Muskogee Electric Traction Company

Overview
- Headquarters: Muskogee, Oklahoma
- Locale: Oklahoma
- Dates of operation: 1904–1941

Technical
- Length: 31 mi (50 km)

= Muskogee Electric Traction Company =

Former railroad line

The Muskogee Electric Traction Company (“Traction”) was an electrified streetcar line operating in and around Muskogee, Oklahoma from 1904 to 1941, with bus passenger service continuing under that name to 1958.

==History==
Headquartered in Muskogee, Traction was incorporated May 14, 1904, under Act of Congress passed February
18, 1901. The company had ambitions to create a line from Muskogee to Tulsa to Drumright, and from Tulsa to Henryetta to Oklahoma City. However, the company started with only a five-mile line linking central Muskogee with the town’s Hyde Park on March 15, 1905, the latter being an entertainment destination built by the company itself in the same timeframe to encourage travel on its cars. The railway grew: by 1909 it operated sixteen motor cars plus four freight/mail cars running over fourteen miles of track in the Muskogee area, and in 1910 had 25 motor passenger cars and 2 mail/freight cars covering seventeen miles of electric track and carrying 2,298,083 passengers that year.

Separately, an entity called the Peoples Electric Railway was chartered March 7, 1911. It had ambitious ideas to create a 300-mile-long network linking Muskogee, Tulsa, Ft. Gibson, Claremore, Bartlesville, Wagoner and Oklahoma City. Its immediate goal was to run a line from Muskogee to Ft. Gibson, a distance of about 10 miles. This railway got started but, before completion, was acquired by Traction in October, 1912, which then completed the route.

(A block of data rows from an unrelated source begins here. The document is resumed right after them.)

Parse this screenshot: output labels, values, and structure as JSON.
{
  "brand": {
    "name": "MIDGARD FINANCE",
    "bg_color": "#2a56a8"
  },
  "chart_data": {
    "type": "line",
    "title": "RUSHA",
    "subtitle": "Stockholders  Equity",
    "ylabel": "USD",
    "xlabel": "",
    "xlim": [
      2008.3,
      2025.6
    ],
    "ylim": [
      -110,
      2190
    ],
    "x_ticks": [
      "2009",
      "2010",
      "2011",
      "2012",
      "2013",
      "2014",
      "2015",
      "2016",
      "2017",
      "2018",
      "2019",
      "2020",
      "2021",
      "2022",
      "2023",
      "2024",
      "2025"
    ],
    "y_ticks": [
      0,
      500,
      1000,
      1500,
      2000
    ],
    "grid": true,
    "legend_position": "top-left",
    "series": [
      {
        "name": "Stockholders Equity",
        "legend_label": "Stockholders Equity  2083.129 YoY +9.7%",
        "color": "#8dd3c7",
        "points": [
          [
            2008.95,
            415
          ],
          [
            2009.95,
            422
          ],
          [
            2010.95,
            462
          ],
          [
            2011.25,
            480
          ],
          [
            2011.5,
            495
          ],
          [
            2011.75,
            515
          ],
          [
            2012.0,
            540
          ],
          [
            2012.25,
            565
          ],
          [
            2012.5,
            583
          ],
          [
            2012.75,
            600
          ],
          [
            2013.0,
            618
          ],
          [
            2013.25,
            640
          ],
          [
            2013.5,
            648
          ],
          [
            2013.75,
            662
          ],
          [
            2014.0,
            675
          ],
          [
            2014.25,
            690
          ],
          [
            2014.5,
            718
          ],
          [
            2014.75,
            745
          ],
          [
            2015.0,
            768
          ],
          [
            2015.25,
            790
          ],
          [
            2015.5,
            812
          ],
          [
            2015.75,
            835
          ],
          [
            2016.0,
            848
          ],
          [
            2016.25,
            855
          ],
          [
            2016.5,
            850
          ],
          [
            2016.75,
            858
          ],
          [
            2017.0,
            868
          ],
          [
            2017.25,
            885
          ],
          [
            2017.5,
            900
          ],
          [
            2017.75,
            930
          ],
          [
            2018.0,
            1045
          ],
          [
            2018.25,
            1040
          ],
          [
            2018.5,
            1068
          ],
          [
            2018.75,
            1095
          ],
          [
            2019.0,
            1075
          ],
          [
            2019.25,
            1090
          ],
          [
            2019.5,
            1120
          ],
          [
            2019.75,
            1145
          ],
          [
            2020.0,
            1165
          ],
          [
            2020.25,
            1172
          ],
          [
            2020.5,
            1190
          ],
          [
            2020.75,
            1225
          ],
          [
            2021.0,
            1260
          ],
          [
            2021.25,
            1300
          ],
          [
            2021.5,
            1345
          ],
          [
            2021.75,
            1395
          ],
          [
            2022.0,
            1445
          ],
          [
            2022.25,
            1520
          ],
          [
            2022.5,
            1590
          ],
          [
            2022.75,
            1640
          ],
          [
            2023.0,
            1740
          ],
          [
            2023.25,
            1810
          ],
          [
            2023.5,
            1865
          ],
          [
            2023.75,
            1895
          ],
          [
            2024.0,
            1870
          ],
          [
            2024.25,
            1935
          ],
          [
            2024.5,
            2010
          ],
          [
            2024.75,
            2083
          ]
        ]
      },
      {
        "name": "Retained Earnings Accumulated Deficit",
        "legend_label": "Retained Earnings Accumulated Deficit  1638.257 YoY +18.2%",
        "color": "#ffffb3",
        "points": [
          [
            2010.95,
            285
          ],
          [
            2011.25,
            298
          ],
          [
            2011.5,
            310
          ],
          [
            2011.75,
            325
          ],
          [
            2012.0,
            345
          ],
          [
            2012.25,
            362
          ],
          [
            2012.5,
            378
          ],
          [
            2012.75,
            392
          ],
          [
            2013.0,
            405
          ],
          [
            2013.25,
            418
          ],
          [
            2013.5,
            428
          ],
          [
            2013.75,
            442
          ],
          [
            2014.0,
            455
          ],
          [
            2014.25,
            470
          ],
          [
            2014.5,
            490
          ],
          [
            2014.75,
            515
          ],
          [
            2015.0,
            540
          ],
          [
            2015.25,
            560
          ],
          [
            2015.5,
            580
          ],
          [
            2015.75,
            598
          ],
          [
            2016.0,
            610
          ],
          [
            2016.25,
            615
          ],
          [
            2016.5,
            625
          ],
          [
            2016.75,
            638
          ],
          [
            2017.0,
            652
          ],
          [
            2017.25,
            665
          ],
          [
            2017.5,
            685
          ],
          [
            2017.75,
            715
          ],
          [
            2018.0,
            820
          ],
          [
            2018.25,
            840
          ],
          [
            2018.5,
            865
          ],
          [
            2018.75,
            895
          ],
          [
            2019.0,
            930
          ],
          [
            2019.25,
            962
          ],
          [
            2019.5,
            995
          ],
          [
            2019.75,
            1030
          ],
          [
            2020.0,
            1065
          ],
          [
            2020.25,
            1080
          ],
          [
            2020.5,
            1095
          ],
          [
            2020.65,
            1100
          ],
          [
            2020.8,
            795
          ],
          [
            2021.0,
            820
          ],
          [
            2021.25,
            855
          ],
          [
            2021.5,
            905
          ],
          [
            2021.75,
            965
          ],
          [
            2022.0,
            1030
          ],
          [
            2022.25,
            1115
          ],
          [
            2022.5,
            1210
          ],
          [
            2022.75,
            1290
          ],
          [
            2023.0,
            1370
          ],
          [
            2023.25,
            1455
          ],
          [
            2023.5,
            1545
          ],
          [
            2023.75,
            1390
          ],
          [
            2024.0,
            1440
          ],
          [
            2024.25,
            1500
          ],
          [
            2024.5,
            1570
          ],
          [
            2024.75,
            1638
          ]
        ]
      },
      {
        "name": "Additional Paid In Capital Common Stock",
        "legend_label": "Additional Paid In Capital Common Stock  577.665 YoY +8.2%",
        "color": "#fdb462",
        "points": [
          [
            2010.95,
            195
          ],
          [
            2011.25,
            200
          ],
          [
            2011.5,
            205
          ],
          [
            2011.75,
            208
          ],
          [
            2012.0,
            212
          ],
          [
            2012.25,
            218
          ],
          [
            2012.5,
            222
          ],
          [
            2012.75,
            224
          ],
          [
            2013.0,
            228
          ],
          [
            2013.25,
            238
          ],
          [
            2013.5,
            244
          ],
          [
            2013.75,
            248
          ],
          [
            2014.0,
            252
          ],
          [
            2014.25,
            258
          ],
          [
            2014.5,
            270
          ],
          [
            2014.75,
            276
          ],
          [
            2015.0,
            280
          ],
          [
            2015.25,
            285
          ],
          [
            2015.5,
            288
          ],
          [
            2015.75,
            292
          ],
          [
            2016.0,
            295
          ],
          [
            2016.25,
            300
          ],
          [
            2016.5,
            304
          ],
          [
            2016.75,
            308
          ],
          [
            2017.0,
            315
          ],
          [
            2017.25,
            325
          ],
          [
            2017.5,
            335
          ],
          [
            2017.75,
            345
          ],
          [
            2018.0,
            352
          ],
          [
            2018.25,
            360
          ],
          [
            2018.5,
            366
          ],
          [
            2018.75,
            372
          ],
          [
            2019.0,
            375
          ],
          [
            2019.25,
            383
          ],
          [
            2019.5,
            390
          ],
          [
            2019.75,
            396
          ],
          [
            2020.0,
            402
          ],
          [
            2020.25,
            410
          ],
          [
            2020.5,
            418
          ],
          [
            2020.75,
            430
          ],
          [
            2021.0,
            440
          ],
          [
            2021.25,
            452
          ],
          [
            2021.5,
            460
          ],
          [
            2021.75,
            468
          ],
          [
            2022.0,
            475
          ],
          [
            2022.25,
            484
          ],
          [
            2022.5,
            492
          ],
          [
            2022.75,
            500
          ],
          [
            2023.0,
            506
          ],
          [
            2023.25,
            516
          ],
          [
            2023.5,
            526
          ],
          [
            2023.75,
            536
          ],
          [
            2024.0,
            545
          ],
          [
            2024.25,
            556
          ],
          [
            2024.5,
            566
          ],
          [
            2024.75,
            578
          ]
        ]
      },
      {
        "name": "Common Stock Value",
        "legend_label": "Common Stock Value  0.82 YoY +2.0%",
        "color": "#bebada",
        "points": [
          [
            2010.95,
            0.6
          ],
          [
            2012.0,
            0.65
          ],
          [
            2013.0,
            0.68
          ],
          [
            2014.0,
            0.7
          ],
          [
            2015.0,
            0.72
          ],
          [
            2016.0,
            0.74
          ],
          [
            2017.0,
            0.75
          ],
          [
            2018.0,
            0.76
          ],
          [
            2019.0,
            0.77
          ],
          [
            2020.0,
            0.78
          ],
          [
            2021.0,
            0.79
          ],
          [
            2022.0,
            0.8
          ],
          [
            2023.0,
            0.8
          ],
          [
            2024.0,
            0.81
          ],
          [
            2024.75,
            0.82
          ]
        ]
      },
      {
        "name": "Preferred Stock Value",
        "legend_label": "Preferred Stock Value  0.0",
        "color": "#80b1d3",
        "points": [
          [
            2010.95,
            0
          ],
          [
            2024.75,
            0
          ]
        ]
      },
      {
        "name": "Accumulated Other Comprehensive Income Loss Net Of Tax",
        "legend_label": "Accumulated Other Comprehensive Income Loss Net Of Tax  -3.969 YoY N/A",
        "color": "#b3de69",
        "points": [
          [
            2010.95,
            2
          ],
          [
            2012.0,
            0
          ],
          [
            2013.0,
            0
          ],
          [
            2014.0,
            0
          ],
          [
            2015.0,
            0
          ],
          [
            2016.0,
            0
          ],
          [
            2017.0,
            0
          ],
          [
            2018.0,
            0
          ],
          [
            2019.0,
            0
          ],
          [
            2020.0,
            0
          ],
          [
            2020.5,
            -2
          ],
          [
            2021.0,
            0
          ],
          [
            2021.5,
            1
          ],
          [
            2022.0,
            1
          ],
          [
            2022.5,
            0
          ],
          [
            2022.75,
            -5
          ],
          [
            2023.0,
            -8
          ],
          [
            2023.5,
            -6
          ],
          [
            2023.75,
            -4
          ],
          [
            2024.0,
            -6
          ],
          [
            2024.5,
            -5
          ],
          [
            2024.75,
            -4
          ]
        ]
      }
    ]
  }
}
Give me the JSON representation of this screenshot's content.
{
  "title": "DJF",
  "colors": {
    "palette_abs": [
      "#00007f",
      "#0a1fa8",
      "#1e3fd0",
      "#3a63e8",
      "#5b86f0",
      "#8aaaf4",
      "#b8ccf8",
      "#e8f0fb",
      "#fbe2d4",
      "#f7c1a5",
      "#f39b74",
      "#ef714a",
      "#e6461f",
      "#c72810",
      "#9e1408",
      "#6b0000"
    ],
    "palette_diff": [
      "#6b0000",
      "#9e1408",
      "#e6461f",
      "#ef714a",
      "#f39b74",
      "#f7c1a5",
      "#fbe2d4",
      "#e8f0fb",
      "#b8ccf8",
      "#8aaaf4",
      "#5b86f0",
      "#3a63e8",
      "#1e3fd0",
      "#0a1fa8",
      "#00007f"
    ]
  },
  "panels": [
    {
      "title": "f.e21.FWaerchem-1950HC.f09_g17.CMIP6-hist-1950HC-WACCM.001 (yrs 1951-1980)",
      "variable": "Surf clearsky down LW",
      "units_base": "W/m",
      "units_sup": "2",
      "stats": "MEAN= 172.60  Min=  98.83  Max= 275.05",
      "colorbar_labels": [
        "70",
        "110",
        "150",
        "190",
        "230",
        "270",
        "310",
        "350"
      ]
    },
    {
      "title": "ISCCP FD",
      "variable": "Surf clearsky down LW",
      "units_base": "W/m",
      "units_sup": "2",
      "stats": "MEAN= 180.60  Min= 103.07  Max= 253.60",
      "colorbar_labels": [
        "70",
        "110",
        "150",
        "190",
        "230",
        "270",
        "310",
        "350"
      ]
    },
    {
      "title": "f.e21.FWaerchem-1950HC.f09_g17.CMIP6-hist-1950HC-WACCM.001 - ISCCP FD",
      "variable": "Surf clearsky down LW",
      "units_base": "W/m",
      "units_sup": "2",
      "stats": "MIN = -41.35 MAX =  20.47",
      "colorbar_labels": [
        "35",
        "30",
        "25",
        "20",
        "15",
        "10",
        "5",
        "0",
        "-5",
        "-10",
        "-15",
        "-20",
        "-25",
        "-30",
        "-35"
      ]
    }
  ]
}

Peak operation for Traction was reached in 1916, with the company having thirty-one miles of trackage including the Ft. Gibson line. But in the 1920s, as competition with the automobile picked up, the railway began to economize by purchasing twelve single-truck Birney Safety Cars, which could be operated by one person. Service areas in this timeframe included West Broadway, Fondulac, Hyde Park, East Okmulgee Avenue, The Fair Grounds, Midland Valley Shops, Monticello Addition, Elgin Avenue, and Reeves Addition lines, as well as the route to Ft. Gibson. Nevertheless, the Great Depression in the 1930’s caused further pressure, and passenger car operations were abandoned on March 9, 1933, to be replaced by busses which ran until 1958. In its last years, the railway discontinued the use of electric power and performed freight service by the use of two gasoline locomotives. All remaining rail lines were formally abandoned in 1941.